Soldiers and officers of the Korean People's Army, fulfilling combat tasks shoulder to shoulder with Russian servicemen, in the course of repelling the Ukrainian incursion demonstrated high professionalism; and displayed resilience, courage, and heroism in battle.

In August 2024, Ukrainian forces crossed the border into Kursk Oblast, resulting in a small part of the oblast coming under Ukrainian occupation. In early April 2025, the Chief of Russia's General Staff Valery Gerasimov reported that Kursk Oblast had been liberated from Ukrainian troops.

In September 2025, Putin publicly thanked Kim Jong Un for sending North Korean troops to fight against Ukraine. In December 2025, Kursk Oblast Governor Alexander Khinshtein announced the city of Kursk would build a memorial to celebrate the North Korean soldiers who had been deployed to defend Kursk against Ukraine. The monument, which received support from the Russian defense ministry, will be built in the city of Kursk and is dedicated to “the combat brotherhood of the DPRK and Russia.”

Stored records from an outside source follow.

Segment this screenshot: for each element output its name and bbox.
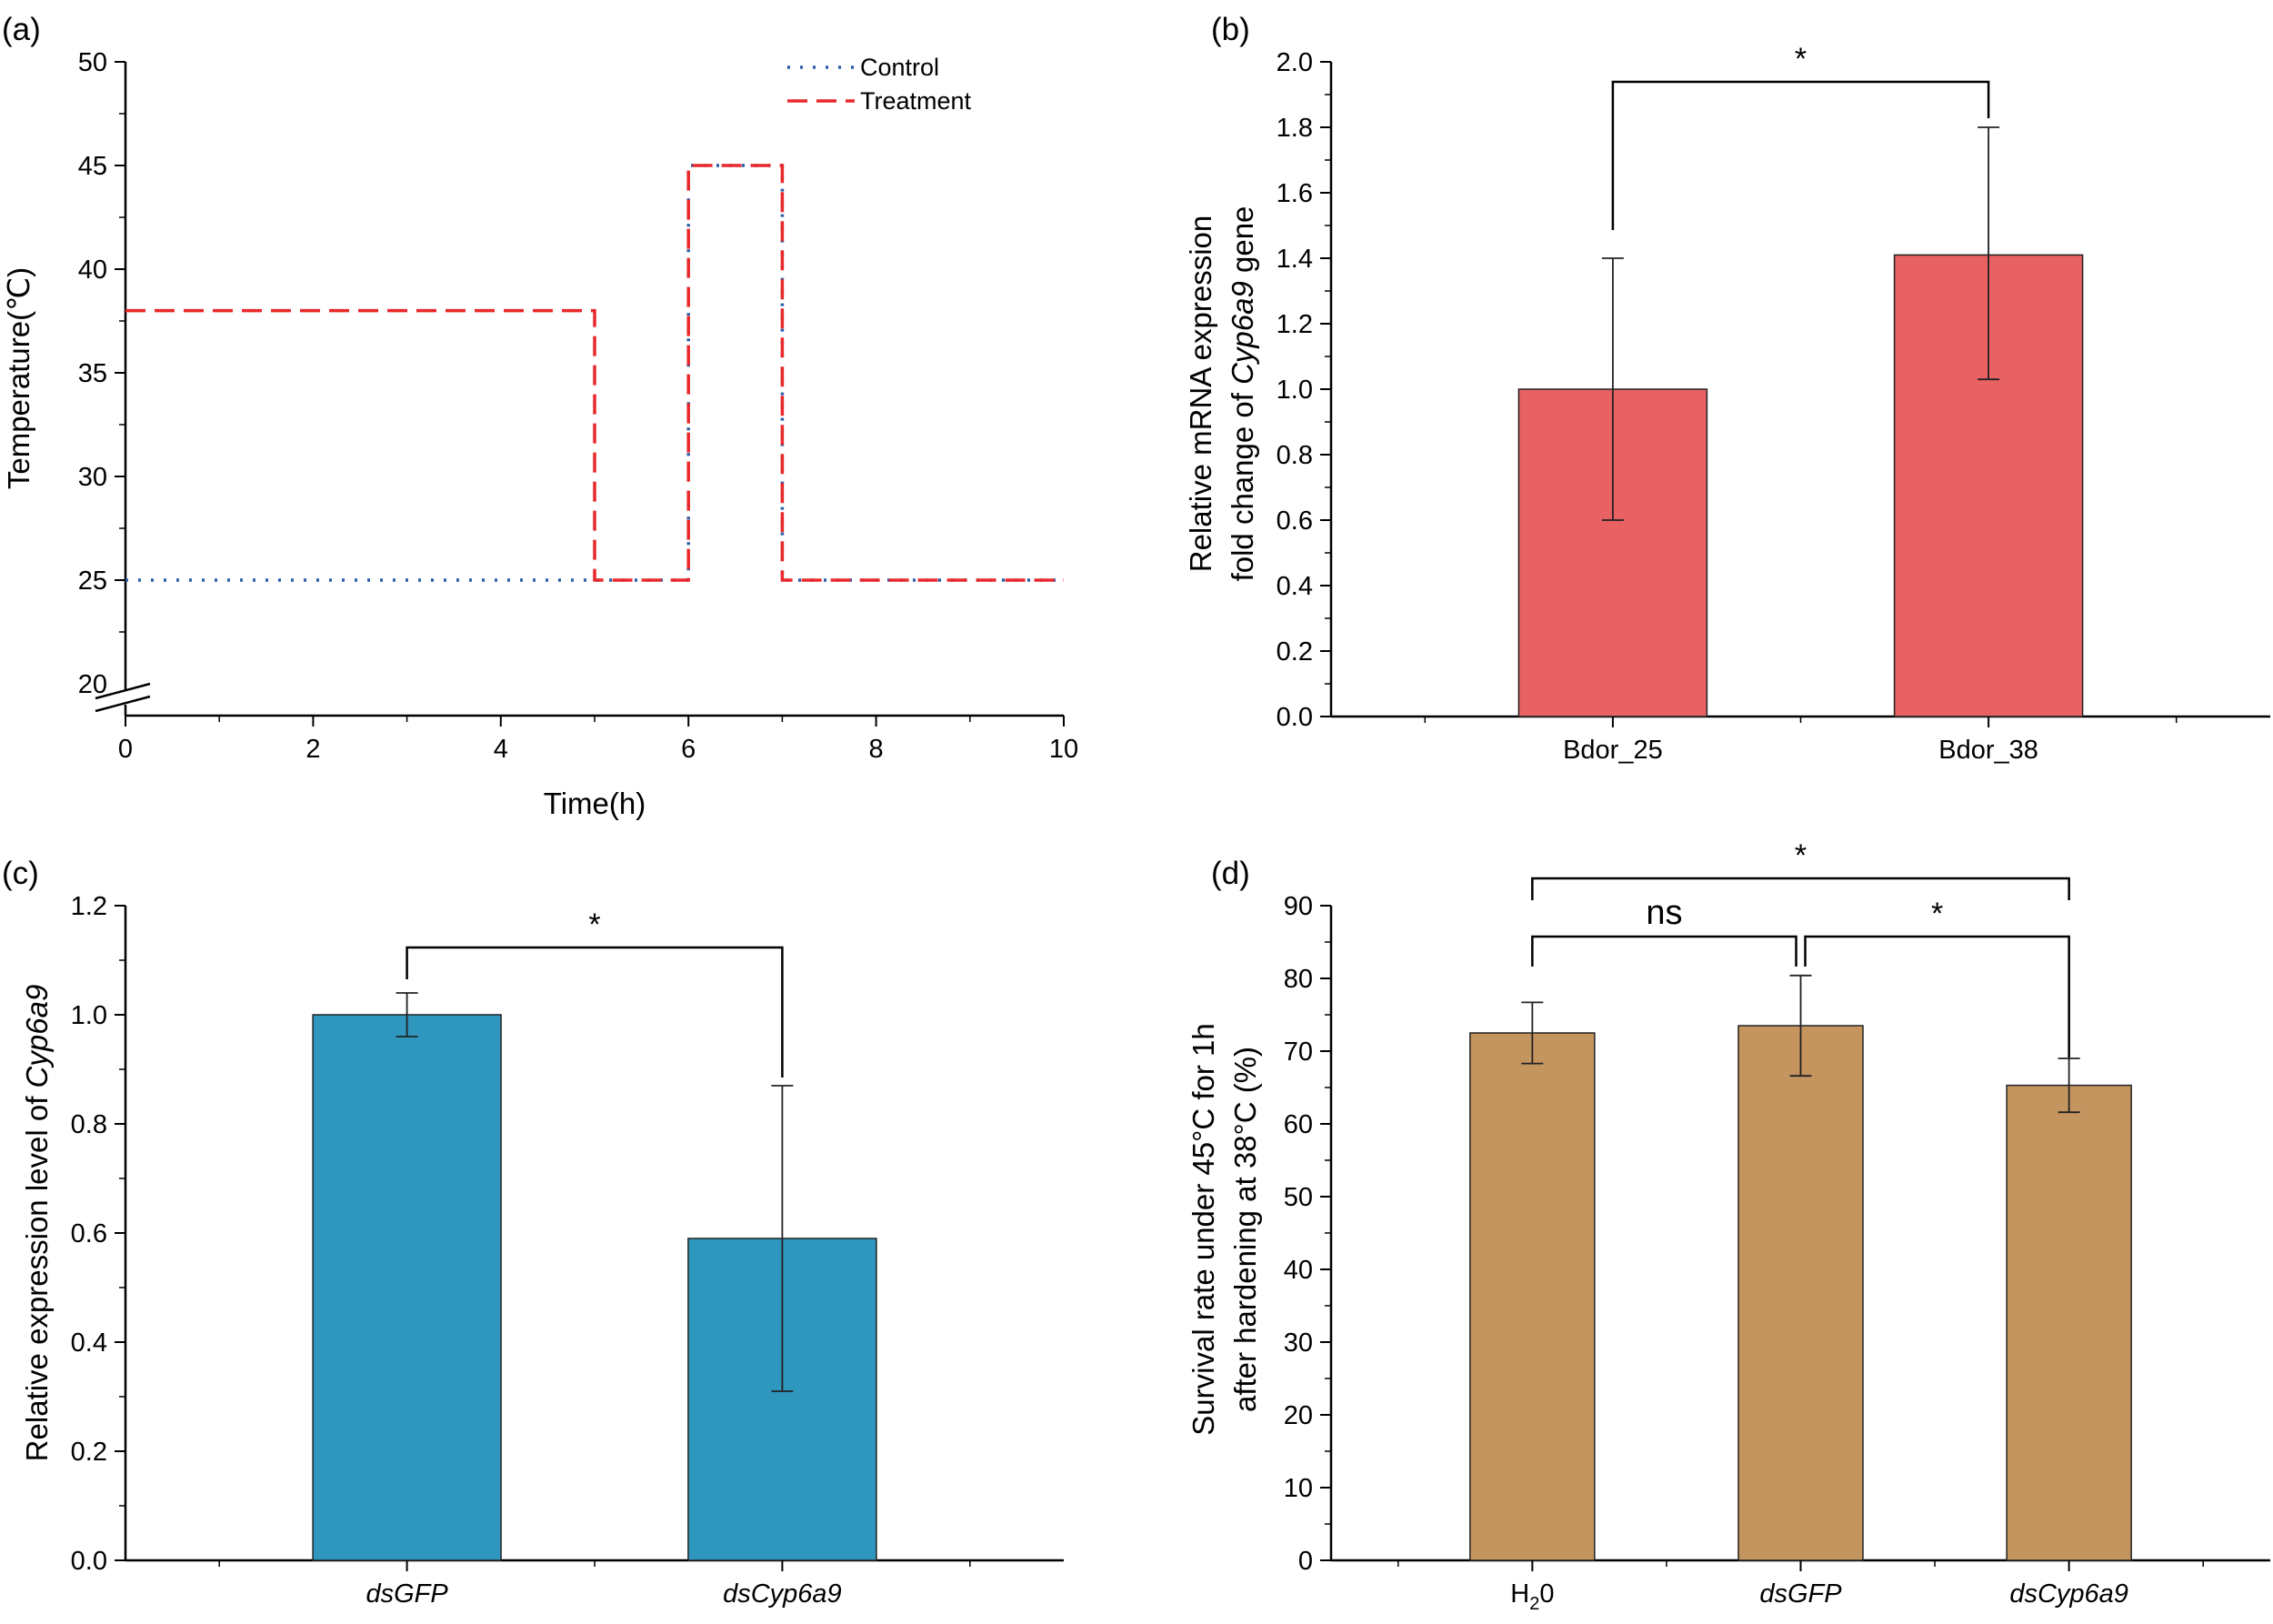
panel-b-y-tick-label: 1.2: [1277, 310, 1313, 339]
panel-d-significance-bracket: [1804, 935, 2070, 1058]
panel-c-y-tick-label: 0.0: [71, 1547, 107, 1576]
panel-d-y-tick-label: 80: [1284, 965, 1313, 994]
panel-b-label: (b): [1211, 12, 1250, 47]
panel-b-ylabel-post: gene: [1226, 206, 1259, 282]
legend-control-label: Control: [860, 54, 939, 81]
panel-b-ylabel-gene: Cyp6a9: [1226, 281, 1259, 385]
panel-d-bar: [1469, 1032, 1596, 1561]
panel-b-y-tick-label: 2.0: [1277, 48, 1313, 77]
panel-d-bar: [1737, 1025, 1864, 1561]
panel-d-significance-bracket: [1531, 877, 2070, 900]
panel-d-y-tick-label: 50: [1284, 1183, 1313, 1212]
panel-a-y-tick-label: 25: [78, 566, 107, 596]
panel-a-legend: Control Treatment: [787, 54, 972, 115]
panel-c-ylabel-pre: Relative expression level of: [20, 1088, 54, 1461]
panel-b-y-tick-label: 0.4: [1277, 572, 1313, 601]
panel-d-significance-label: *: [1795, 838, 1807, 873]
panel-b-y-tick-label: 0.2: [1277, 637, 1313, 667]
panel-d-significance-label: ns: [1646, 894, 1682, 932]
h2o-subscript: 2: [1529, 1594, 1539, 1614]
panel-c-label: (c): [2, 856, 39, 891]
panel-b-y-tick-label: 1.4: [1277, 245, 1313, 274]
panel-c-ylabel-gene: Cyp6a9: [20, 985, 54, 1088]
panel-a-y-tick-label: 35: [78, 359, 107, 388]
h2o-zero: 0: [1539, 1579, 1554, 1609]
panel-d-category-label: dsGFP: [1759, 1579, 1842, 1609]
panel-a-x-tick-label: 0: [118, 735, 133, 764]
panel-c-y-axis-title: Relative expression level of Cyp6a9: [20, 985, 54, 1462]
panel-c-marks: 0.0 0.2 0.4 0.6 0.8 1.0 1.2 dsGFP dsCyp6a9 *: [71, 892, 1064, 1609]
panel-d-y-tick-label: 70: [1284, 1038, 1313, 1067]
panel-b-category-label: Bdor_38: [1938, 736, 2038, 765]
panel-b-y-axis-title-line2: fold change of Cyp6a9 gene: [1226, 206, 1259, 582]
panel-b-y-tick-label: 0.8: [1277, 441, 1313, 470]
h2o-h: H: [1510, 1579, 1529, 1609]
panel-b-y-tick-label: 1.6: [1277, 179, 1313, 208]
panel-a-axis-break-lower: [95, 695, 151, 713]
panel-c-category-label: dsGFP: [365, 1579, 448, 1609]
panel-b-mrna-chart: (b) 0.0 0.2 0.4 0.6 0.8 1.0 1.2 1.4 1.6 1.8 2.0 Bdo…: [1184, 12, 2270, 765]
panel-a-temperature-chart: (a) 20 25 30 35 40 45 50 0 2 4 6 8 10 Control Treatm…: [2, 12, 1078, 820]
panel-b-significance-bracket: [1611, 80, 1990, 230]
panel-d-y-tick-label: 40: [1284, 1256, 1313, 1285]
panel-b-marks: 0.0 0.2 0.4 0.6 0.8 1.0 1.2 1.4 1.6 1.8 2.0 Bdor_25…: [1277, 42, 2270, 765]
panel-b-significance-label: *: [1795, 42, 1807, 76]
panel-c-significance-label: *: [588, 907, 600, 942]
panel-c-y-tick-label: 1.2: [71, 892, 107, 921]
panel-d-y-tick-label: 10: [1284, 1474, 1313, 1503]
panel-a-y-tick-label: 50: [78, 48, 107, 77]
panel-a-x-tick-label: 2: [305, 735, 320, 764]
panel-d-label: (d): [1211, 856, 1250, 891]
panel-d-category-label-h2o: H20: [1510, 1579, 1554, 1614]
panel-a-y-tick-label: 30: [78, 463, 107, 492]
panel-b-y-tick-label: 1.8: [1277, 114, 1313, 143]
panel-c-y-tick-label: 0.6: [71, 1219, 107, 1248]
panel-d-y-tick-label: 20: [1284, 1401, 1313, 1430]
panel-d-significance-bracket: [1531, 935, 1797, 967]
panel-c-y-tick-label: 0.4: [71, 1328, 107, 1358]
legend-treatment-label: Treatment: [860, 87, 972, 115]
panel-d-category-label: dsCyp6a9: [2009, 1579, 2128, 1609]
panel-d-bar: [2006, 1084, 2132, 1561]
panel-a-x-axis-title: Time(h): [544, 787, 646, 820]
panel-a-y-tick-label: 45: [78, 152, 107, 181]
panel-d-significance-label: *: [1931, 897, 1943, 931]
panel-c-significance-bracket: [406, 946, 784, 1078]
panel-a-y-tick-label: 20: [78, 670, 107, 699]
panel-c-y-tick-label: 1.0: [71, 1001, 107, 1030]
panel-a-x-tick-label: 6: [681, 735, 696, 764]
panel-a-x-tick-label: 10: [1049, 735, 1078, 764]
panel-c-bar: [312, 1014, 502, 1561]
panel-b-y-tick-label: 0.6: [1277, 506, 1313, 536]
panel-b-y-tick-label: 0.0: [1277, 703, 1313, 732]
panel-b-category-label: Bdor_25: [1563, 736, 1663, 765]
panel-a-axis-break-upper: [95, 682, 151, 700]
panel-a-marks: 20 25 30 35 40 45 50 0 2 4 6 8 10: [78, 48, 1078, 764]
panel-a-y-tick-label: 40: [78, 256, 107, 285]
panel-a-x-tick-label: 4: [494, 735, 508, 764]
panel-b-ylabel-pre: fold change of: [1226, 385, 1259, 582]
panel-c-category-label: dsCyp6a9: [723, 1579, 842, 1609]
panel-a-y-axis-title: Temperature(℃): [2, 267, 35, 489]
panel-a-label: (a): [2, 12, 41, 47]
panel-b-y-axis-title-line1: Relative mRNA expression: [1184, 216, 1217, 573]
panel-d-y-tick-label: 0: [1298, 1547, 1313, 1576]
panel-d-y-tick-label: 90: [1284, 892, 1313, 921]
panel-a-x-tick-label: 8: [869, 735, 884, 764]
panel-d-y-tick-label: 60: [1284, 1110, 1313, 1139]
panel-d-y-axis-title-line1: Survival rate under 45°C for 1h: [1187, 1023, 1220, 1435]
panel-c-y-tick-label: 0.8: [71, 1110, 107, 1139]
panel-c-y-tick-label: 0.2: [71, 1438, 107, 1467]
panel-d-y-axis-title-line2: after hardening at 38°C (%): [1228, 1047, 1262, 1412]
panel-d-y-tick-label: 30: [1284, 1328, 1313, 1358]
panel-b-y-tick-label: 1.0: [1277, 376, 1313, 405]
series-line-treatment: [125, 164, 1064, 582]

In September 2026, at the opening of the Yakov Novichenko Bridge between North Korea and Russia, Russian Prime Minister Mikhail Mishustin referred to "the Korean heroes who, ​only recently, fought shoulder to shoulder with our soldiers and defended Russian soil".

=== United States ===
US defense secretary Lloyd Austin expressed concern about the possible consequences of the deployment. The US announced that it would take decisive action in response to North Korea's alleged military support for Russia in the Russo-Ukrainian war. US secretary of state Antony Blinken said that North Korea could expect a "tough response" for the involvement of its troops in the fighting. He made the comments during a joint appearance with the NATO Secretary General in Brussels.

=== NATO ===
NATO Secretary General Mark Rutte warned of the geopolitical risks that could arise from increased military cooperation between North Korea and Russia, pointing out that this could further destabilize the dynamics of the war. On 28 October 2024, he spoke of a "significant escalation" in the Ukraine conflict due to the stationing of North Korean troops in Kursk Oblast. He said that the cooperation between Russia and North Korea endangers security in both the Indo-Pacific and the Euro-Atlantic area and further intensifies the war dynamic.

=== United Nations ===
UN Secretary-General António Guterres warned of a possible internationalization of the war.

=== Germany ===
During her trip to Kyiv on 4 November 2024, German foreign minister Annalena Baerbock emphasized that North Korea's military assistance to Russia was significantly exacerbating the situation, while Putin continued to pursue a war of attrition to demoralize the population.

=== Japan ===
On 1 September 2026, Japanese Ambassador to the United Nations, Kazuyuki Yamazaki, said military cooperation between North Korea and Russia was "undermining peace and security in Europe, the Indo-Pacific and beyond".

=== South Korea ===
On 7 November 2024, South Korean President Yoon Suk Yeol suggested that South Korea could provide weapons to Ukraine. However, the South Korean public was widely opposed to direct arms supplies to Ukraine. On 1 September 2026, South Korean Ambassador to the United Nations Cha Ji-hoon delivered the remarks to the UN General Assembly, expressing South Korea's "serious concern" about the "unabated" military cooperation between North Korea and Russia, and urged them to "immediately cease" their "unlawful military cooperation", which he said is "in clear violation" of UN Security Council resolutions.